このままトレーニングすればいずれ近いプロポーションになれる
はずだよ。」
舞「やったーーーー!!」
喜んで飛び跳ねる舞を見ながらエレメントドラゴンは、考えていた。
エ(心)「舞ちゃんの肉体改造も進んだし、なんだかんだで俺の教えた型も
完璧とはいかないものの70%くらいの完成度で習得できてるし
上級魔族とやりあっても何とかなるかもな。」
エ「舞ちゃん、今日の山岳トレーニングはなしにしよう。」
舞「どうしたの?…エレくん…」
エ「今日の夜、今まで手を付けれなかった瘴気の渦を浄化しに行こう。」
舞の表情が真剣なものになる。
舞「上級魔族と戦わないといけないんだね。」
エ「うん、そこは三体の上級魔族が守っているから、倒さないと浄化
できないんだ、かなり激しい戦いになると思う。
もし舞ちゃんがイヤなら断ってくれても…」
舞「私やるよ、そのために今までトレーニングしてきたんだもん…
それにエレくんはなんの勝算もなくそんなこと言わないでしょ。
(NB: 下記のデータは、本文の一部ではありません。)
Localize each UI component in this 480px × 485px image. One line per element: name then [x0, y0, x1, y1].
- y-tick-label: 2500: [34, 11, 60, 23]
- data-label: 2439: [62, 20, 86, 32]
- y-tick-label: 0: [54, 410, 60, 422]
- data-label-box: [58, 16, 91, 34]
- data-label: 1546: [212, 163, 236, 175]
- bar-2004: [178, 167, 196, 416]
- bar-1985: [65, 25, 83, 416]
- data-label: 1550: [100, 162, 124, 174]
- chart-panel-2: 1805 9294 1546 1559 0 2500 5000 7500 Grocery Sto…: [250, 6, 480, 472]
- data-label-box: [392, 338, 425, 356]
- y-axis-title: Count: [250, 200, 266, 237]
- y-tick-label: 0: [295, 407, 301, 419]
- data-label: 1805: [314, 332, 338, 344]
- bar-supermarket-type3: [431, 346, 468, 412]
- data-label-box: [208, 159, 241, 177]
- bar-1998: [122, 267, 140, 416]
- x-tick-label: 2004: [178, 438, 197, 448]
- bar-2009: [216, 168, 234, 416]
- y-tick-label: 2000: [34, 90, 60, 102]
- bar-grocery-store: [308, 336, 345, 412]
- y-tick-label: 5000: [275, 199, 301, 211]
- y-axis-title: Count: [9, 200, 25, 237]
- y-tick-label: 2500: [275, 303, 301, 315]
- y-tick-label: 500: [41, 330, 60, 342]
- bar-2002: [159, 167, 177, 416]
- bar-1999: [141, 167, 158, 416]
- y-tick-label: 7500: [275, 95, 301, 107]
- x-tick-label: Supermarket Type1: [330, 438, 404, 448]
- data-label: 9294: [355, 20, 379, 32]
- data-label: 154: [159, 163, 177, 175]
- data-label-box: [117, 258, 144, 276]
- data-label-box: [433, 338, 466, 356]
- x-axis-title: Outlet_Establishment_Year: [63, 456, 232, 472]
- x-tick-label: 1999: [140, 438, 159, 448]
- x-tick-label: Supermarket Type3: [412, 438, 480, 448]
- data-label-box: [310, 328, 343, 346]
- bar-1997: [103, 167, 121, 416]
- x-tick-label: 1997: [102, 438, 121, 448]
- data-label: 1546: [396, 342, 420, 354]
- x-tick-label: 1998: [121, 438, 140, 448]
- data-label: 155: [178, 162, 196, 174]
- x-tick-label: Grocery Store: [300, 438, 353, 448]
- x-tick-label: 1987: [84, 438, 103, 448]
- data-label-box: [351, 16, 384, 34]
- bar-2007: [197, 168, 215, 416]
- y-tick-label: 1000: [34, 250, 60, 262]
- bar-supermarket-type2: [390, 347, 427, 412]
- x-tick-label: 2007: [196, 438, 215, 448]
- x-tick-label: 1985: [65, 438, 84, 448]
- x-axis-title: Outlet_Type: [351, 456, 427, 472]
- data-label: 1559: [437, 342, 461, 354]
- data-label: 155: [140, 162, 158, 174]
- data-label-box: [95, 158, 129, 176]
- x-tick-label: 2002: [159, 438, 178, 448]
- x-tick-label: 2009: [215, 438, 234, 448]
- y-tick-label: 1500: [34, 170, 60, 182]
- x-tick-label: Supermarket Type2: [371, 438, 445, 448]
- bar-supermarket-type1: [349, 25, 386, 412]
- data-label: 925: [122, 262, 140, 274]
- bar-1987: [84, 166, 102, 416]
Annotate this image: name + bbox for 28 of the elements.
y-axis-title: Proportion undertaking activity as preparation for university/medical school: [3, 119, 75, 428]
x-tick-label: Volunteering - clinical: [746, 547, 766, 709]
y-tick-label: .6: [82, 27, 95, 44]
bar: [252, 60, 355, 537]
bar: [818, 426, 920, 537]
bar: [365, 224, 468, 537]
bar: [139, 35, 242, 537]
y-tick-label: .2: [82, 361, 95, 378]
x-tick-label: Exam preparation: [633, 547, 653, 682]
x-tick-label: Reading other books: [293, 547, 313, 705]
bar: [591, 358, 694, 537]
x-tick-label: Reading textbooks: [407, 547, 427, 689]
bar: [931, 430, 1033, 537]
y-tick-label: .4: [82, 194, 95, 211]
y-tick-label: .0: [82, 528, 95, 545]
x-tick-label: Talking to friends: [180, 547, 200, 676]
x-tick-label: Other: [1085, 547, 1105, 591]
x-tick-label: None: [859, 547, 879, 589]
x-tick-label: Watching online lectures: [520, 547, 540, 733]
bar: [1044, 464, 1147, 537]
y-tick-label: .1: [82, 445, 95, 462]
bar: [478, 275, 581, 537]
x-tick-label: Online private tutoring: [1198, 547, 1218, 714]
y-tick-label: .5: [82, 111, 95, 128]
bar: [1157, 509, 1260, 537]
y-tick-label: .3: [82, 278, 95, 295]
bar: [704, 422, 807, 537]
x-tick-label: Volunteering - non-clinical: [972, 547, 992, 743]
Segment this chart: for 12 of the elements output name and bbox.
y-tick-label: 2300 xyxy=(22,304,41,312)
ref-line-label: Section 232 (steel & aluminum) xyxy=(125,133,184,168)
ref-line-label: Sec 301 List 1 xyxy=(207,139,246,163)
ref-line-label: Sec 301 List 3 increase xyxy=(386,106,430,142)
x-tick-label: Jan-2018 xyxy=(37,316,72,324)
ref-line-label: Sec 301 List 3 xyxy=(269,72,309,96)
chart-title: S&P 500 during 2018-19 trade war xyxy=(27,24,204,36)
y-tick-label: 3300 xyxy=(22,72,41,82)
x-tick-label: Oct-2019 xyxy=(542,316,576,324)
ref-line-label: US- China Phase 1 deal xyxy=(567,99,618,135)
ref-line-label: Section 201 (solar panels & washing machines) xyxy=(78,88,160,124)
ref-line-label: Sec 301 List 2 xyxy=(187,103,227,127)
」
エ「ありがと、舞ちゃんボクを信じてくれて。」
舞「今更だと思うよエレくんだって私たちパートナーでしょ。」
エ「…ふっふっ、そうだね。」
エ(心)「ほんとこの子、肝っ玉座ってるよな嬉しい限りだ。」
舞とエレメントドラゴンは覚悟を決めた。
舞「あっ、エレくん、このことを伝えたい人がいるんだけど…いい?」
昼休み、屋上で舞と陸道がストレッチを終わらせ一息ついていた。
陸「そうなんだ、今夜試合するんだね。」
舞「いままで、ストレッチに付き合ってくれてありがとう陸道くん」
陸「それで、どこで試合するの?」
舞「それは…」
舞の表情が曇る。
それを見た陸道は察したかのように。
陸「人には隠し事の一つや二つくらいあるよ。」
舞「…聞かないの?」
陸「ああ…でも話せる時がきたら聞かせて欲しいな。」
舞「うん、その時がきたら絶対話すからっ!!」
そして陸道は舞の頭をなでながら
陸「がんばってね一宮さん…でもくれぐれも無理しないでね。」
舞「うんっ、がんばって、がんばって、がんばりまくるよ陸道くんっ!!」
すっごいやる気の舞を見ながら陸道は
陸(心)「一宮さん、絶対無理するなぁー。」
と思うのだった。
そんな微笑ましい時間は過ぎ、戦いの夜となるのだった。